To better understand the lives and careers of AI safety researchers, I talked to eleven AI safety researchers in a variety of organizations, roles, and subfields. If you’re interested in getting into AI safety research, we hope this helps you be better informed about what pursuing a career in the field might entail, including things like:

How to develop research taste
Which specific technical skills to build
What non-technical skills you’ll need

The first section is about the general patterns we noticed, and the second section describes each person’s individual path.

Of note, the people we talked with are not a random sample of AI safety researchers, and it is also important to consider the effects of survivorship bias. However, we still think it's useful and informative to hear about how they got into the field and what skills they have found valuable.

This post is part of a project I’ve been working on at Nonlinear.

Paths into AI safety

What degrees did people get?

Perhaps unsurprisingly, the researchers we talked to universally studied at least one STEM field in college, most commonly computer science or mathematics. Most had done research as undergraduates, although this often wasn’t in AI safety specifically; people often said that getting early research experience was valuable.

It is sometimes joked that the qualification needed for doing AI safety work is dropping out of a PhD program, which three people here have done (not that we would exactly recommend doing this!). Aside from those three, almost everyone else is doing or has completed a PhD. These PhD programs were often but not universally, in machine learning, or else they were in related fields like computer science or cognitive science.

All of the researchers we talked with had at least familiarity with Effective Altruism and/or Rationality, with most people being actively involved in at least one of these communities. For influential reading, Superintelligence and writing by 80,000 Hours were each mentioned by three people as being particularly impactful on their decision to work on AI safety. It is worth noting that Superintelligence was one of the main books about risks from AI when the people we talked with were becoming interested, but may not be the best book to recommend to people now. More recent books would include Human Compatible by Stuart Russell, or The Alignment Problem by Brian Christian.

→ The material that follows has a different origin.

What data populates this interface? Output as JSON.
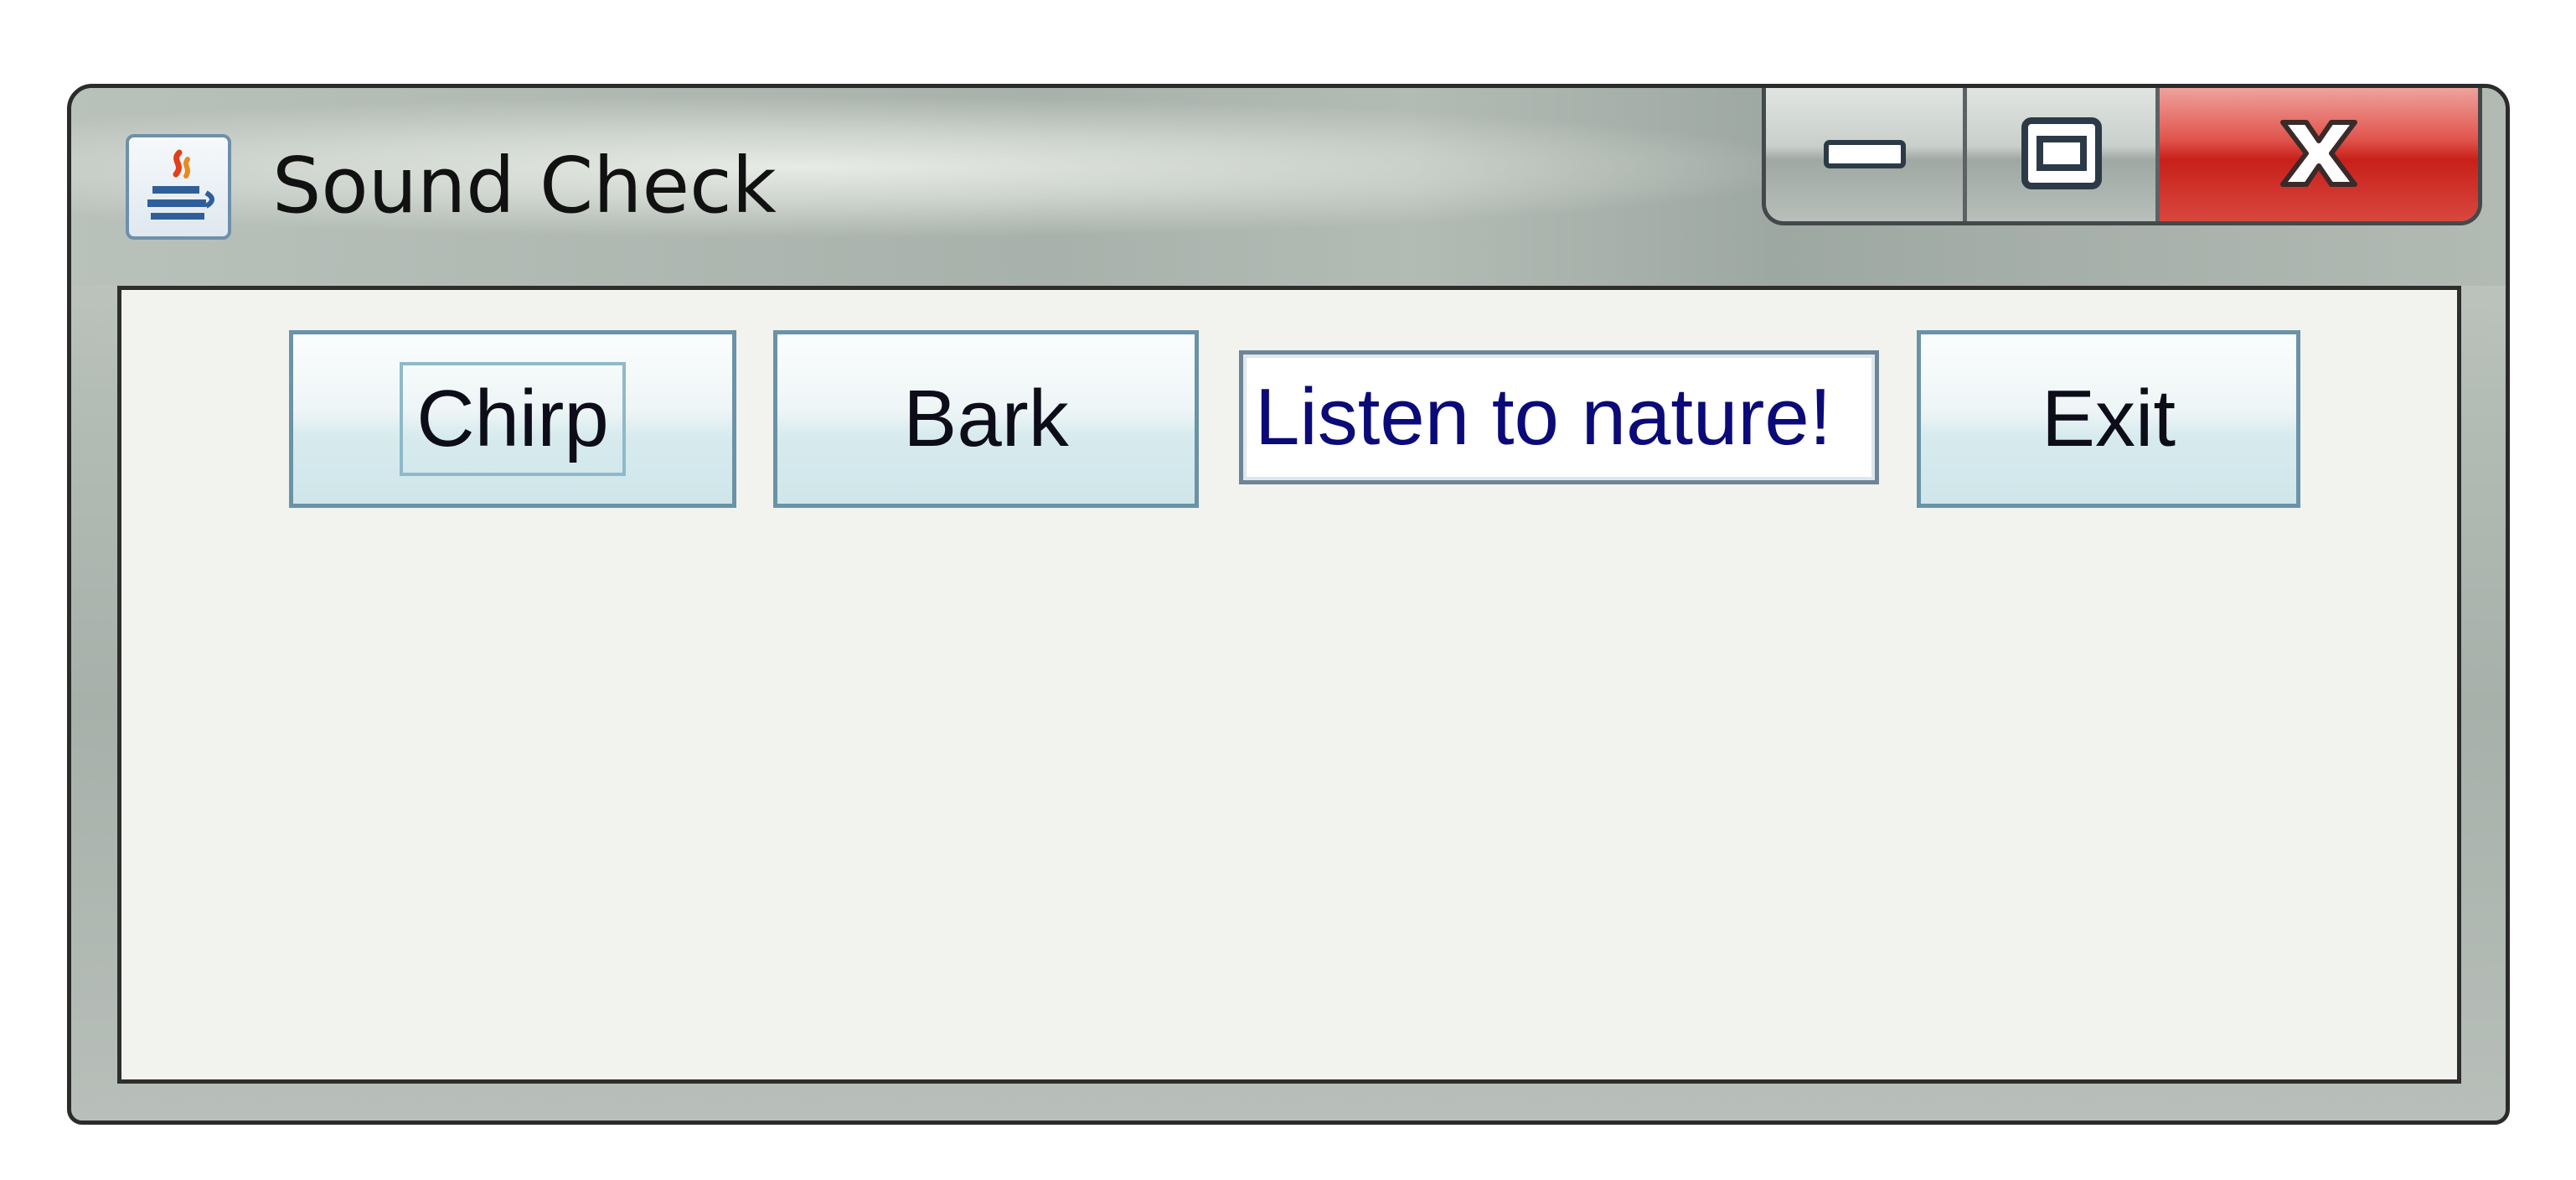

Finally, many of the safety researchers participated in a program designed for early-career researchers, such as those run by MIRI, CHAI, and FHI.

Skills

The researchers interviewed described the utility of both technical skills (e.g. machine learning, linear algebra) and more general research skills (e.g. developing research taste, writing well).

What technical skills should you learn?

Technical AI safety research requires a strong understanding of the technical side of machine learning. By ‘technical’ here I basically mean skills related to programming and math. Indeed, a strong command of concepts in the field is important even for those engaged in less technical roles such as field building and strategy. These skills still seem important for understanding the field, especially if you’re talking to technical researchers. Depending on the area you work on, some specific areas will be more useful than others. If you want to do “hands-on” machine learning where you train models and run experiments, you should have strong machine learning skills, while if you specialize in more theoretical work, mathematical skills seem comparatively more useful.

More specifically, as a minimal mathematical background, safety researchers should be very comfortable with linear algebra, probability, and calculus. It will also be very helpful to have a solid knowledge of basic programming, and have taken (at least) a machine learning/deep learning course. It isn’t as essential to take an “AI” course, as these are often focused on “Good Old-Fahsioned AI”.

For actual machine learning, you should be able to train and debug models. You should have a good understanding of the algorithms you are using and what the important hyperparameters do. Reinforcement learning is still a large part of some AI safety research, and so if you want to do this type of research it is important to understand how the RL algorithms work. It doesn’t seem as important to be able to write out entire RL algorithms, because safety work will often use off-the-shelf implementations, but to be able to modify these algorithms you need to know what’s going on.

If you want to do work involving writing machine learning code and running experiments, this is generally all done in Python. For machine learning libraries, most researchers use PyTorch, some people use tensorflow/keras and jax but this is much less common. For running experiments, and processing and visualizing data people use the standard options of numpy, pandas, and matplotlib.

For NLP work, people use the Huggingface transformers library. NLP safety work can also involve collecting data from humans (in a way that standard NLP usually doesn’t), which means that frontend software development skills (typescript, react) are useful for making data collection websites. This seems less useful if you are working in another area where you don’t need to collect data yourself. But in general, better software engineering skills are always useful.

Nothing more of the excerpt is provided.